The immediate vicinity of devices is littered with vias. Power nets break out into local decoupling and then drop to power planes, often with multiple vias to minimize inductance and increase current carrying capacity, while control buses drop to inner layers. All of these breakouts end up thoroughly cramped near the device.
Each of these vias incurs a keepout region, larger than the via diameter itself, on inner ground layers to provide manufacturing clearance. These keepout regions easily create discontinuities on the return current path. Compounding the situation, several vias close together can create a ground plane trench, hidden from view on the top layer CAD view. Figure 2 shows an example of a situation where ground plane clearance from two power plane vias create overlapping keepout regions and create a discontinuity in the return path. Return current is forced to divert around the ground plane keepout regions, creating the now-familiar problem of a radiating inductive path.
Figure 2: Keepout regions in the ground layer surrounding vias may overlap, forcing return current to far from the signal path. Even without overlap, the keepout region may form a mouse bite impedance discontinuity in the ground layer.
Even “friendly” ground vias bring an associated metal pad with minimum dimensions dictated by the board fabrication process. When the via gets too close to the signal line, it can create an encroachment that resembles a mouse bite chomped out of the topside ground clearance. Figure 2 includes an illustration of a mouse bite formation.
Because the keepout regions are created automatically by CAD software and vias are used so frequently on system boards, the initial pass of a layout almost always includes a few return path disruptions. During a layout review, trace every high-speed line, inspecting the associated return current layer for disruptions. A good rule is to move any vias that create a ground layer disruption within any region closer than the top layer ground clearance.
Rule 4: Keep differential lines differential
The return current path is so critical to signal line performance that it should be considered part of the signal path. At the same time, differential pairs are often not tightly coupled, and return currents might flow through an adjacent plane. The two return currents must be routed through electrically equivalent paths.
Even when two lines in a differential pair are not tightly coupled, proximity and shared design constraints keep the return currents on the same plane; really keeping spurs low demands even better matching. Any intentional structures, such as ground plane cutouts underneath a differential component, should be symmetrical. Similarly, length matching may introduce squiggles in the signal line. The return current does not follow the squiggles. Any length matching in a differential line should be reflected in the other differential line.
Rule 5: No clocks or control lines near RF signal lines
Clock and control lines are sometimes treated like benign neighbors, because they operate at slow speed or even near DC. However, their switching characteristic is nearly a square wave, generating distinct tones at odd harmonic frequencies. The radiated energy of a square wave has less to do with its fundamental frequency than the sharpness of its edges.

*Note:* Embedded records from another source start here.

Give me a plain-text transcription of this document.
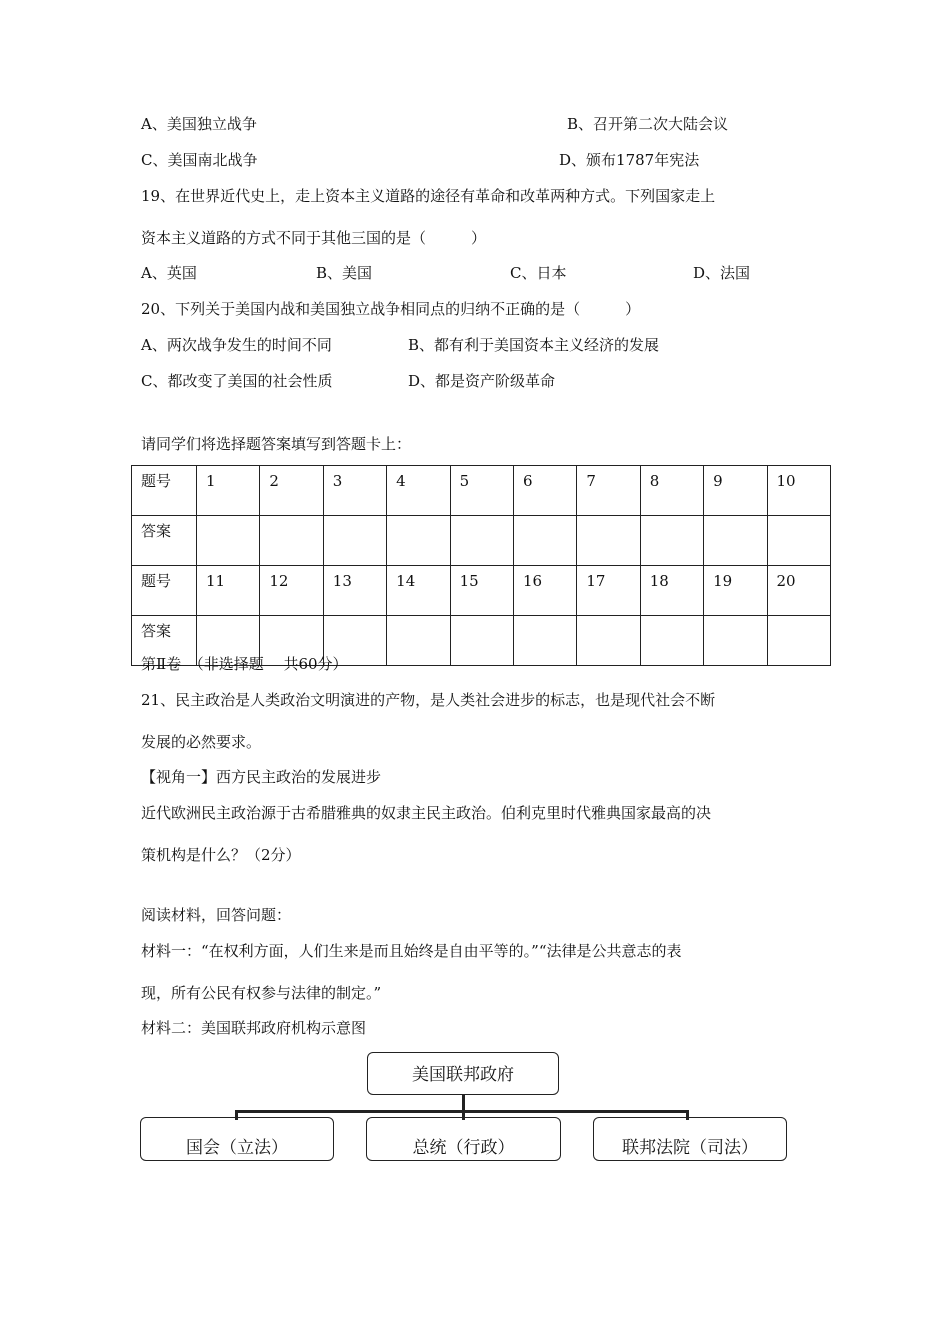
A、美国独立战争	B、召开第二次大陆会议
C、美国南北战争	D、颁布1787年宪法
19、在世界近代史上，走上资本主义道路的途径有革命和改革两种方式。下列国家走上
资本主义道路的方式不同于其他三国的是（　　　）
A、英国	B、美国	C、日本	D、法国
20、下列关于美国内战和美国独立战争相同点的归纳不正确的是（　　　）
A、两次战争发生的时间不同	B、都有利于美国资本主义经济的发展
C、都改变了美国的社会性质	D、都是资产阶级革命
请同学们将选择题答案填写到答题卡上：
题号	1	2	3	4	5	6	7	8	9	10
答案										
题号	11	12	13	14	15	16	17	18	19	20
答案										
第Ⅱ卷　（非选择题　 共60分）
21、民主政治是人类政治文明演进的产物，是人类社会进步的标志，也是现代社会不断
发展的必然要求。
【视角一】西方民主政治的发展进步
近代欧洲民主政治源于古希腊雅典的奴隶主民主政治。伯利克里时代雅典国家最高的决
策机构是什么？（2分）
阅读材料，回答问题：
材料一：“在权利方面，人们生来是而且始终是自由平等的。”“法律是公共意志的表
现，所有公民有权参与法律的制定。”
材料二：美国联邦政府机构示意图
美国联邦政府
国会（立法）	总统（行政）	联邦法院（司法）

In digital system design, knee frequency estimates the highest frequency harmonic that must be considered, it is calculated through fknee = 0.5 / tr, where tr is rise time. Notice that rise time, not signal frequency, matters. But square waves with sharp corners also have strong high order odd harmonics that might fall at just the wrong frequency and couple onto an RF line, violating an aggressive transmit mask.
Clock and control lines should be separated from RF signal lines with an internal ground layer or topside ground pour. If it is not possible to isolate signals with ground, route lines so that they cross at a right angle. Because magnetic flux lines radiated from the clock or control line form radial cylindrical contours around the flow of current in the aggressor line, they will not induce a current in a receptor line. Slowing a rise time decreases the knee frequency and helps reduce the impact of an aggressor, but a clock or control line can also act as a receptor line. The receptor line can still act as a conduit for routing spurs into a device.
Rule 6: Isolate with ground between high-speed lines
Microstrip and stripline mostly couple to adjacent ground layers. Mostly. Some flux lines still emanate horizontally and terminate in adjacent traces. The tone on one high-speed line or differential pair ends up on the next trace. But a ground pour on the signal layer gives flux lines a lower impedance destination, keeping tones out of neighboring traces.
Clusters of traces carrying identical frequencies, as found routed out of a clock distribution or synthesizer device, may run adjacent, because aggressor tones are already present on the receptor line. But the lines in the grouping eventually spread out. When they do, include a ground pour between the dispersing lines and drop in a via where they begin to spread so that the induced return current can travel back along the nominal return current path. In Figure 3, the via at the end of the ground island allows the induced currents to move onto the reference plane. Space additional vias along the ground pour no more than every tenth of a wavelength so that the ground does not become a resonant structure.
Figure 3: A via in the topside ground where differential lines separate provides a path for return current to flow.